Pryor argues that Dealy was acting as an agent of Brown & Root at the time of the accident and that Brown & Root is thus liable for his actions. The agency issue centers upon the fact that Dealy was driving a Brown & Root vehicle when he hit Pryor and had been working for Brown & Root on the morning of the accident.
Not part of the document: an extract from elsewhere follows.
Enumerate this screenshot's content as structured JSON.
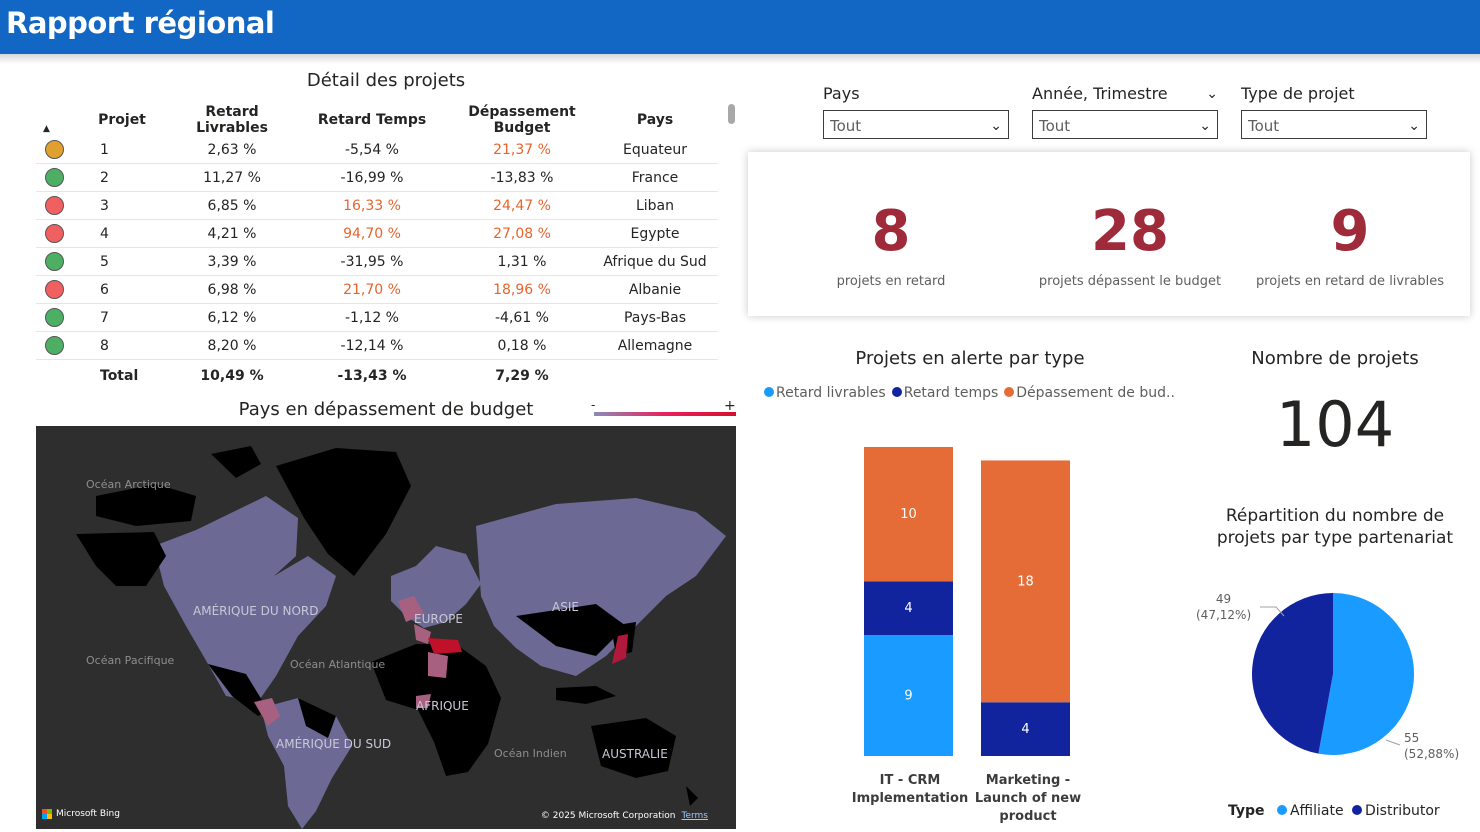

In response, Brown & Root argues that Dealy was not acting as its agent at the time of the accident. Brown & Root argues that the principle of respondeat superior and not the law of agency governs this case. In Southern Life & Health Ins. Co. v. Turner, 571 So.2d 1015, 1018 (Ala.1990), judgment vacated, Southern Life & Health Ins. Co. v. Turner, 500 U.S. 901, 111 S.Ct. 1678, 114 L.Ed.2d 73 (1991), affirmed on remand, Southern Life & Health Ins. Co. v. Turner, 586 So.2d 854 (Ala.1991), this Court stated "that the relationship between agency and respondeat superior is often confused" because the "distinction between the law of agency and the law of respondeat superior is subtle." This Court, quoting 3 Am.Jur.2d Agency § 280 at 783 (1986), held:

"`The general rule that a principal is liable for the torts of his agent is not grounded on agency principles. This is evident from the holdings that a principal may be held *48 [liable] for his agent's tort committed in the course and scope of the agent's employment even though the principal does not authorize, ratify, participate in, or know of, such misconduct, or even if he forbade or disapproved of the act complained of. Fundamentally, there is no distinction to be drawn between the liability of a principal for the tortious act of his agent and the liability of an employer or master for the tortious act of his employee or servant. In both cases, the tort liability is based on the employer and employee, rather than any agency, principle; the liability for the tortious act of the employee is grounded upon the maxim of `respondeat superior' and is to be determined by considering, from a factual standpoint, the question whether the tortious act was done while the employee, whether agent or servant, was acting within the scope of his employment.'"

571 So.2d at 1018.

In Autrey v. Blue Cross & Blue Shield of Alabama, 481 So.2d 345 (Ala.1985), this Court stated:

"`"The liability of a corporation for the torts of its employees, whether agent or servant, is grounded upon the principle of `respondeat superior,' not the principles of agency. The factual question to be determined is whether or not the act complained of was done, either by agent or servant, while acting within the line and scope of his employment.